Comparing documents - document similarity

Comparing documents - document similarity - java

I am currently conducting a java project in NLP/IR, and are fairly new to this.
The project consists of a collection with around 1000 documents, where each document has about 100 words, structured as bag of words with term-frequency. I want to find similar documents based on a document(from the collection).
Using TF-IDF, calculating tf-idf for the query(a given document) and every other document in the collection, then comparing these values as a vector with cosine similarity. Could this give some insight in their similarity? Or would it not be reasonable, because of the big query(document)?
Is there any other similarity measures that could work better?
Thanks for the help

TF-IDF-based similarity, typically using a cosine to compare a vector representing the query terms to a set of vector representing the TF-IDF values of the documents, is a common approach to calculate "similarity".
Mind that there "similarity" is a very generic term. In the IR domain, you typically speak rather of "relevance". Texts can be similar on many levels: in the same language, using the same characters, using the same words, talking about the same people, using a similarly complex grammatical structure and much more - consequently, there are many many measures. Search the web for text similarity to find many publications but also open-source frameworks and libraries that implement different measures.
Today, "semantic similarity" is attracting more interest than the traditional keyword-based IR models. If this is your area of interest, you might look into the results of the SemEval shared tasks years 2012-2015.

If all you want is to compare two documents using TF-IDF, you can do that. Since you mention that each doc contains 100 words, in the worst case there might be 1000*100 unique words. So, im assuming your vectors are built on all unique words (since all documents should be represented in same dimension). If the no. of unique words are too high, you could try using some dimensionality reduction techniques to reduce the dimensions (like PCA). But what you are trying to do is right, you can always compare documents like this for finding similarity between documents.
If you want similarity more in the sense of semantics you should look at using LDA (topic modelling) type techniques.

Related

Java: How to use TF-IDF to compute similarity of two documents?

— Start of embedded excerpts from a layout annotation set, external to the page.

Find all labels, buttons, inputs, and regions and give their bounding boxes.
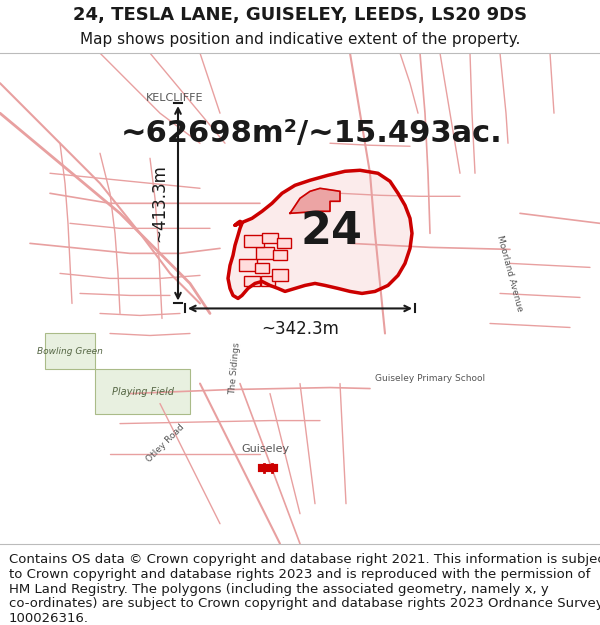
Bar — [255, 263, 269, 273]
Text: 24, TESLA LANE, GUISELEY, LEEDS, LS20 9DS: 24, TESLA LANE, GUISELEY, LEEDS, LS20 9D… — [73, 6, 527, 24]
Text: Contains OS data © Crown copyright and database right 2021. This information is : Contains OS data © Crown copyright and d… — [9, 554, 600, 566]
Bar — [272, 269, 288, 281]
Text: to Crown copyright and database rights 2023 and is reproduced with the permissio: to Crown copyright and database rights 2… — [9, 568, 590, 581]
Text: ~413.3m: ~413.3m — [150, 164, 168, 242]
Text: 24: 24 — [301, 210, 363, 253]
Polygon shape — [228, 170, 412, 298]
Text: Guiseley Primary School: Guiseley Primary School — [375, 374, 485, 383]
Text: The Sidings: The Sidings — [228, 342, 242, 395]
Text: Playing Field: Playing Field — [112, 386, 174, 396]
Text: HM Land Registry. The polygons (including the associated geometry, namely x, y: HM Land Registry. The polygons (includin… — [9, 582, 549, 596]
Bar — [244, 236, 264, 248]
Text: Otley Road: Otley Road — [144, 423, 186, 464]
Text: Bowling Green: Bowling Green — [37, 347, 103, 356]
Text: co-ordinates) are subject to Crown copyright and database rights 2023 Ordnance S: co-ordinates) are subject to Crown copyr… — [9, 598, 600, 611]
Bar — [261, 276, 275, 286]
Text: Guiseley: Guiseley — [241, 444, 289, 454]
Bar — [244, 276, 260, 286]
Bar — [273, 251, 287, 261]
Bar — [256, 248, 274, 259]
Text: Map shows position and indicative extent of the property.: Map shows position and indicative extent… — [80, 32, 520, 48]
Polygon shape — [290, 188, 340, 213]
Polygon shape — [95, 369, 190, 414]
Bar — [239, 259, 257, 271]
Bar — [277, 238, 291, 248]
Text: ~342.3m: ~342.3m — [261, 321, 339, 339]
Text: 100026316.: 100026316. — [9, 612, 89, 625]
Text: ~62698m²/~15.493ac.: ~62698m²/~15.493ac. — [121, 119, 503, 148]
Text: KELCLIFFE: KELCLIFFE — [146, 93, 204, 103]
Bar — [262, 233, 278, 243]
Polygon shape — [45, 334, 95, 369]
Text: Moorland Avenue: Moorland Avenue — [496, 234, 524, 312]
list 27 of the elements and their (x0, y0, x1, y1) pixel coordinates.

My goals is to find a similarity value between two documents (collections of words). I have already found several answers like this SO post or this SO post which provide Python libraries that achieve this, but I have trouble understanding the approach and making it work for my use case.
If I understand correctly, TF-IDF of a document is computed with respect to a given term, right? That's how I interpret it from the Wikipedia article on this: "tf-idf...is a numerical statistic that is intended to reflect how important a word is to a document".
In my case, I don't have a specific search term which I want to compare to the document, but I have two different documents. I assume I need to first compute vectors for the documents, and then take the cosine between these vectors. But all the answers I found with respect to constructing these vectors always assume a search term, which I don't have in my case.
Can't wrap my head around this, any conceptual help or links to Java libraries that achieve this would be highly appreciated.

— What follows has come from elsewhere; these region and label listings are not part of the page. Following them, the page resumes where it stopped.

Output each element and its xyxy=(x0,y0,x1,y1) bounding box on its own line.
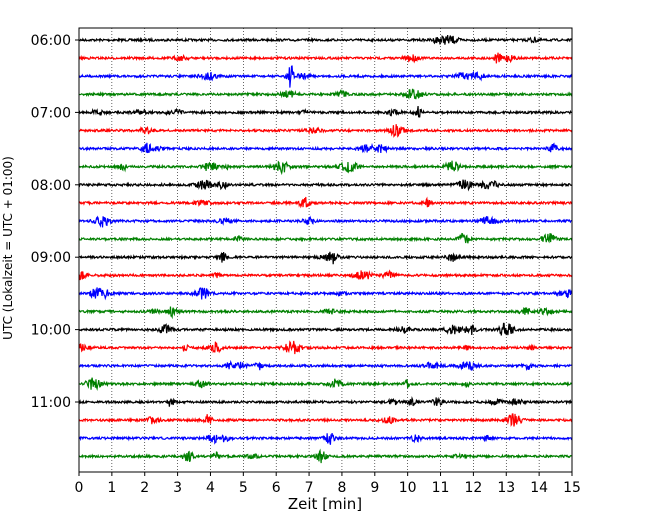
x-tick-label: 0 xyxy=(75,480,84,496)
seismogram-traces xyxy=(78,34,573,464)
x-tick-label: 12 xyxy=(464,480,482,496)
trace-0615 xyxy=(78,52,573,64)
trace-1130 xyxy=(78,433,573,445)
x-tick-label: 13 xyxy=(497,480,515,496)
trace-0700 xyxy=(78,105,573,118)
trace-0815 xyxy=(78,196,573,209)
y-tick-label: 09:00 xyxy=(31,250,71,266)
trace-1030 xyxy=(78,359,573,372)
trace-1045 xyxy=(78,377,573,391)
trace-0730 xyxy=(78,142,573,154)
y-tick-label: 11:00 xyxy=(31,395,71,411)
plot-background xyxy=(79,28,572,472)
trace-1145 xyxy=(78,448,573,464)
y-tick-label: 10:00 xyxy=(31,323,71,339)
trace-0630 xyxy=(78,65,573,88)
x-tick-label: 6 xyxy=(272,480,281,496)
x-axis-ticks: 0 1 2 3 4 5 6 7 8 9 10 11 12 13 14 15 xyxy=(75,472,581,496)
trace-0600 xyxy=(78,34,573,45)
trace-0830 xyxy=(78,215,573,228)
trace-1015 xyxy=(78,340,573,355)
x-axis-label: Zeit [min] xyxy=(288,495,362,513)
y-axis-label: UTC (Lokalzeit = UTC + 01:00) xyxy=(1,156,15,340)
vertical-gridlines xyxy=(111,28,540,472)
trace-0930 xyxy=(78,287,573,301)
x-tick-label: 4 xyxy=(206,480,215,496)
y-tick-label: 07:00 xyxy=(31,105,71,121)
x-tick-label: 5 xyxy=(239,480,248,496)
x-tick-label: 10 xyxy=(399,480,417,496)
x-tick-label: 11 xyxy=(432,480,450,496)
x-tick-label: 8 xyxy=(337,480,346,496)
trace-0715 xyxy=(78,124,573,138)
trace-1115 xyxy=(78,413,573,428)
x-tick-label: 15 xyxy=(563,480,581,496)
y-tick-label: 08:00 xyxy=(31,178,71,194)
trace-0845 xyxy=(78,232,573,244)
x-tick-label: 7 xyxy=(305,480,314,496)
x-tick-label: 14 xyxy=(530,480,548,496)
x-tick-label: 2 xyxy=(140,480,149,496)
trace-1100 xyxy=(78,396,573,407)
trace-0915 xyxy=(78,269,573,281)
x-tick-label: 9 xyxy=(370,480,379,496)
plot-frame xyxy=(78,27,573,473)
trace-0900 xyxy=(78,251,573,265)
trace-0745 xyxy=(78,160,573,176)
trace-0645 xyxy=(78,88,573,100)
y-tick-label: 06:00 xyxy=(31,33,71,49)
trace-0800 xyxy=(78,179,573,192)
trace-1000 xyxy=(78,322,573,336)
trace-0945 xyxy=(78,306,573,320)
x-tick-label: 3 xyxy=(173,480,182,496)
y-axis-ticks: 06:00 07:00 08:00 09:00 10:00 11:00 xyxy=(31,33,79,411)
x-tick-label: 1 xyxy=(107,480,116,496)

I suggest running terminology extraction first, together with their frequencies. Note that stemming can also be applied to the extracted terms to avoid noise in during the subsequent cosine similarity calculation. See Java library for keywords extraction from input text SO thread for more help and ideas on that.
Then, as you yourself mention, for each of those terms, you will have to compute the TF-IDF values, get the vectors and compute the cosine similarity.
When calculating TF-IDF, mind that 1 + log(N/n) (N standing for the total number of corpora and n standing for the number of corpora that include the term) formula is better since it avoids the issue when TF is not 0 and IDF turns out equal to 0.

recursively determine similarity in lucene

I have a collection of books in multiple languages. I need to link parts of each book to each other based on their similarity. I need to link books to similar books, chapters to similar chapters and subchapters to similar subchapters.
Preferably, the similarity measure would also take into account how similar the next highest level are, so when I want to compare two chapters, it would first check how similar the books the chapters belong to are to each other and use that as a baseline. I suppose this part I will have to implement manually, but I'm wondering how to do the hierarchical linking effectively.
Is there a way to tell lucene that the documents in an index follow a hierarchical structure where books are composed of chapter and chapters are composed of subchapters (which are the actual documents to store)? If so, books and chapters could be constructed at runtime by combining the documents they are composed of. Does lucene have a way to do this?
One simple alternate approach would be to create separate indices for each level of resolution, i.e. one for books, one for chapters and one for subchapters. But this seems inelegant and I'm not sure if this would work well, considering that I would get different inverse-document-frequency values in the different indices. This leads to a secondary question: is there a way to make lucene only consider certain documents as a reference class for its tf-idf calculations?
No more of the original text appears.